The Boston Federal Reserve Bank chairman said he expects a winning streak for the digital currency Bitcoin to end.
“Personally, I’m surprised that Bitcoin continues to flourish,” said Eric Rosengren, the head of the regional central bank, in an interview with The New York Times on Friday.
The digital currency is trading at more than $ 50,000 per currency and on Friday it reached a market value of more than $ 1 trillion. This increase was helped along with big companies like Tesla and financial firms like Bank of New York Mellon increasingly adopting Bitcoin.
But Rosengren said he did not see a lasting use case for Bitcoin in a world where central banks would likely offer their own alternatives in the future.
“I would suspect, in the future, that several central banks will have digital currency,” he said. “When there is a digital currency available, unlike the underground economy, it is not clear why people would use Bitcoin.”

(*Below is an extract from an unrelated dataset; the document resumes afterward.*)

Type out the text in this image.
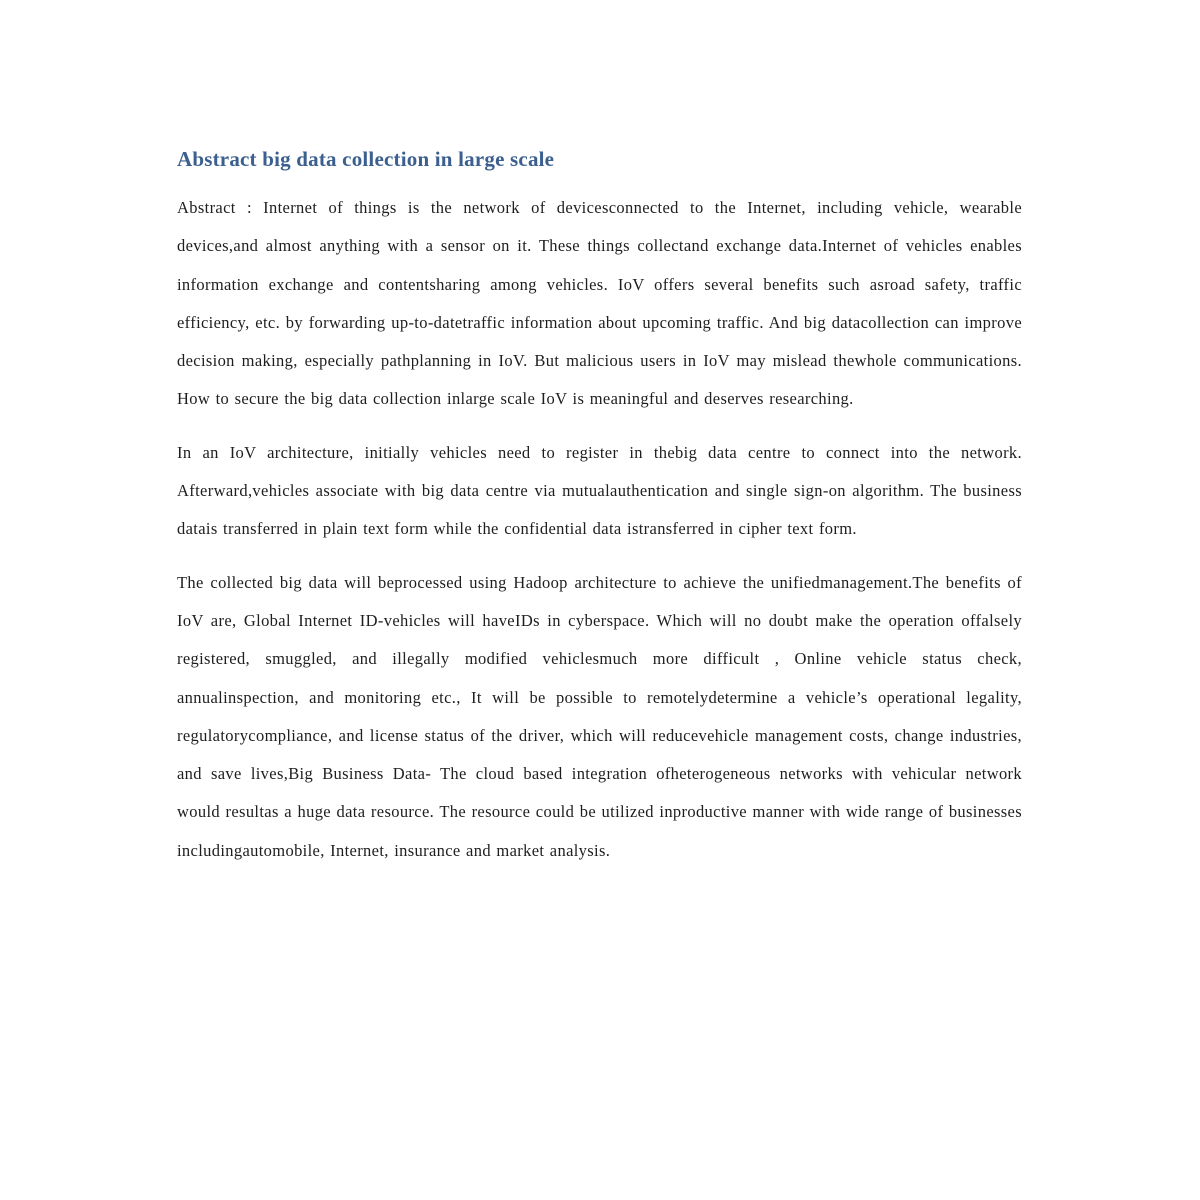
Abstract big data collection in large scale

Abstract : Internet of things is the network of devicesconnected to the Internet, including vehicle, wearable devices,and almost anything with a sensor on it. These things collectand exchange data.Internet of vehicles enables information exchange and contentsharing among vehicles. IoV offers several benefits such asroad safety, traffic efficiency, etc. by forwarding up-to-datetraffic information about upcoming traffic. And big datacollection can improve decision making, especially pathplanning in IoV. But malicious users in IoV may mislead thewhole communications. How to secure the big data collection inlarge scale IoV is meaningful and deserves researching.

In an IoV architecture, initially vehicles need to register in thebig data centre to connect into the network. Afterward,vehicles associate with big data centre via mutualauthentication and single sign-on algorithm. The business datais transferred in plain text form while the confidential data istransferred in cipher text form.

The collected big data will beprocessed using Hadoop architecture to achieve the unifiedmanagement.The benefits of IoV are, Global Internet ID-vehicles will haveIDs in cyberspace. Which will no doubt make the operation offalsely registered, smuggled, and illegally modified vehiclesmuch more difficult , Online vehicle status check, annualinspection, and monitoring etc., It will be possible to remotelydetermine a vehicle’s operational legality, regulatorycompliance, and license status of the driver, which will reducevehicle management costs, change industries, and save lives,Big Business Data- The cloud based integration ofheterogeneous networks with vehicular network would resultas a huge data resource. The resource could be utilized inproductive manner with wide range of businesses includingautomobile, Internet, insurance and market analysis.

“I expected Bitcoin prices to come under pressure over time,” he continued.
Mr. Rosengren noted that China and Sweden were well advanced in thinking about digital currencies and that the Boston Fed was also researching the possibility for the United States. The Fed – and especially its president, Jerome H. Powell – has made it clear that it will move very carefully into the digital currency space, given the important role that the US dollar plays in the global economy.
Some smaller central banks have been more experimental. The Bahamas central bank introduced Sand Dollar, a central bank digital currency, last year.